Критический историзм положил начало диалогу еврейской и европейской культур нового времени. И в наши дни любая отрасль еврейской учености, если только она относит себя к современной науке, должна быть проникнута критическим историзмом, ибо историзм продолжает оставаться непременным условием любого вклада еврейских ученых в мировую науку. Этот процесс с годами становится все наглядней.

При всем том между философскими дискуссиями средневековья и современной научной полемикой есть принципиальная разница. Еврейские ученые той эпохи чувствовали потребность примирения между истиной в ее греческом понимании и еврейским опытом откровения, ничуть не менее убедительным в их глазах. В то же время немецкие евреи начала девятнадцатого века стремились испытать иудаизм своих отцов пробным камнем европейского критического историзма. Подобное испытание понадобилось им потому, что они утратили уверенность в своем еврействе. Они не знали, смогут ли дальше оставаться в лоне иудаизма, каким бы он ни был.

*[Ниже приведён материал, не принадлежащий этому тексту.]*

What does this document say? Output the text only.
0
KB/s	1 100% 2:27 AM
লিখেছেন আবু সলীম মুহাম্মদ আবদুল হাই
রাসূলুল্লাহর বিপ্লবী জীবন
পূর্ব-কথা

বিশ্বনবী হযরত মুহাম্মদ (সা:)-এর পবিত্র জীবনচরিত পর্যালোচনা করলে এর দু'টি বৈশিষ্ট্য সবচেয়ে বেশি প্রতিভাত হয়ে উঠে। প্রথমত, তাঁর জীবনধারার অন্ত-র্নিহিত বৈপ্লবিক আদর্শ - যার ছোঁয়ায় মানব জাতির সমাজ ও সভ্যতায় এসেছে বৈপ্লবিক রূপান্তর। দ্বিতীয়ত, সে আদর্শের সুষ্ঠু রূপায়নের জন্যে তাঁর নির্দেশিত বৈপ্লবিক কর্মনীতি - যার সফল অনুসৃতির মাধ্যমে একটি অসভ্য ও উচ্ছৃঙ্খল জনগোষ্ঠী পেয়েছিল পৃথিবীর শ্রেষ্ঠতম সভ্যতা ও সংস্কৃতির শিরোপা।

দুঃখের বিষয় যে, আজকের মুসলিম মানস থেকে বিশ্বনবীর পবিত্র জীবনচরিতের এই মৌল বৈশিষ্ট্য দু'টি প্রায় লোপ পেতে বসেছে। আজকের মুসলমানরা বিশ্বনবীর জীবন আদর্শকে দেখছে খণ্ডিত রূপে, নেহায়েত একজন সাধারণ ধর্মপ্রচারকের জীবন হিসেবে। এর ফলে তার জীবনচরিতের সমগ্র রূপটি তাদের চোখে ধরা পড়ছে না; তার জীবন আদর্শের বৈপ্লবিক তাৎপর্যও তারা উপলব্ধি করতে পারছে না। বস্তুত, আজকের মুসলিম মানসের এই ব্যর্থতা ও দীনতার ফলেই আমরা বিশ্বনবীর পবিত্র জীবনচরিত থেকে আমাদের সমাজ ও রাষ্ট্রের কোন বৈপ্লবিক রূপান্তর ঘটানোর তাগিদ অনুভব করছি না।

Эдуард Ганз, один из вдохновителей общества, писал в своем председательском отчете:

Хотя задушевность родной старины продолжает отдаляться от нас, настоящего, глубокого возвращения к ней не произошло. Воодушевление веры, прочные узы минувшего канули в небытие, но на их место не явилось ни нового воодушевления, ни новых связующих уз.

Предпринятая в Германии попытка реставрации еврейского прошлого пришлась на эпоху острого кризиса преемственности. Коллективная память европейского еврейства быстро деградировала. В таких обстоятельствах еврейская история стала играть новую, прежде совершенно несвойственную ей роль: она заменила религию евреям, утратившим веру. В их глазах история заняла место Священного Писания, превратилась в главную еврейскую святыню.

И действительно, все идеологии, зародившиеся в девятнадцатом столетии в среде ассимилированного западного еврейства  — от реформизма до сионизма, — пытались черпать легитимацию (правомочность) из еврейской истории, как некогда из откровения и Книги. Как и следовало ожидать, История охотно простирала свое покровительство над всеми, припадавшими к ее алтарю. Каждому вопрошавшему она, не жеманясь, даровала угодное ему благословение...

Ясно, что достижения иудаики не могли ограничиться первыми пробами пера. Исторические сочинения множились день ото дня. Еврейская историография переросла рамки девятнадцатого столетия и не столько раздвинула, сколько поломала их в веке двадцатом, проложив собственные непроторенные колеи.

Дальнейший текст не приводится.